March 16, 2008 · Leave a Comment

I’ve always had a particular fascination with foreign languages. Sadly, though, I’ve found myself rather unwilling to actually learn any one. How does one even go about choosing which language he will devote his studies to?If you don’t know this statue’s title, please stop breathing.

Shall it be a Romance language? I’ve always liked how many vowels French seems to squeeze into words, but I’ve always felt as though Romance languages, in general, are simply far too common. I mean, perhaps in Europe knowing one of them would come in quite handy. But, really, the only thing learning a Romance language has ever done for any of my friends is instill within them a rather hefty misconception that they know the language they’ve been taught the last few years of their life. Why do I have such a gloomy view of language-learning? Well, you see, I distinctly remember a friend of mine ordering lunch in Française at a particular tres chic restaurant in Epcot’s French Pavilion. She really made an utter fool of herself because, as a senior in high school and thus having studied French for the last 6 years of her life, she was unable to properly order her meal. Her sentence structure was consequently critiqued by our snippy waiter (whose name, of course was Sebastion).

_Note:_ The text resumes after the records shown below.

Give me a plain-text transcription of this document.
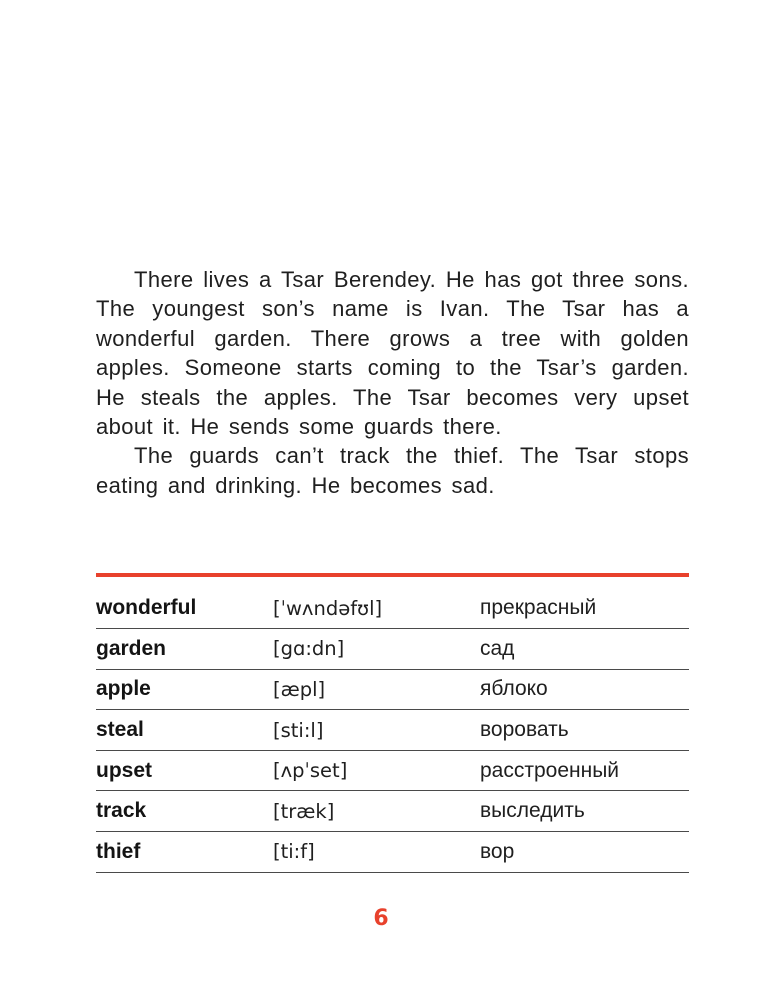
There lives a Tsar Berendey. He has got three sons. The youngest son’s name is Ivan. The Tsar has a wonderful garden. There grows a tree with golden apples. Someone starts coming to the Tsar’s garden. He steals the apples. The Tsar becomes very upset about it. He sends some guards there.

The guards can’t track the thief. The Tsar stops eating and drinking. He becomes sad.

wonderful	[ˈwʌndəfʊl]	прекрасный
garden	[gɑ:dn]	сад
apple	[æpl]	яблоко
steal	[sti:l]	воровать
upset	[ʌpˈset]	расстроенный
track	[træk]	выследить
thief	[ti:f]	вор
6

After having witnessed my poor friend betrayed by her ill-begotten language skills, I became quite proud of myself for choosing to study Latin. Granted, I had to spend 7200 hours of my life (not taking into consideration my frequent high school truancies) monkishly translating line after line of absolutely superfluous verse and prose, in the end, it had to be less painful than the humiliation and emptiness an inadequate fluency would bare (even though our classroom lacked fun posters of the Eiffel Tower or young fellows named Diego shaking maracas).

As far as Asian languages go, I could never write in pictogram matrices. Nor could I ever hold up a peace sign in every photograph I appear in. Nor could I ever wear a Hello Kitty backpack.

And that, my friends, was a Post Nouveau.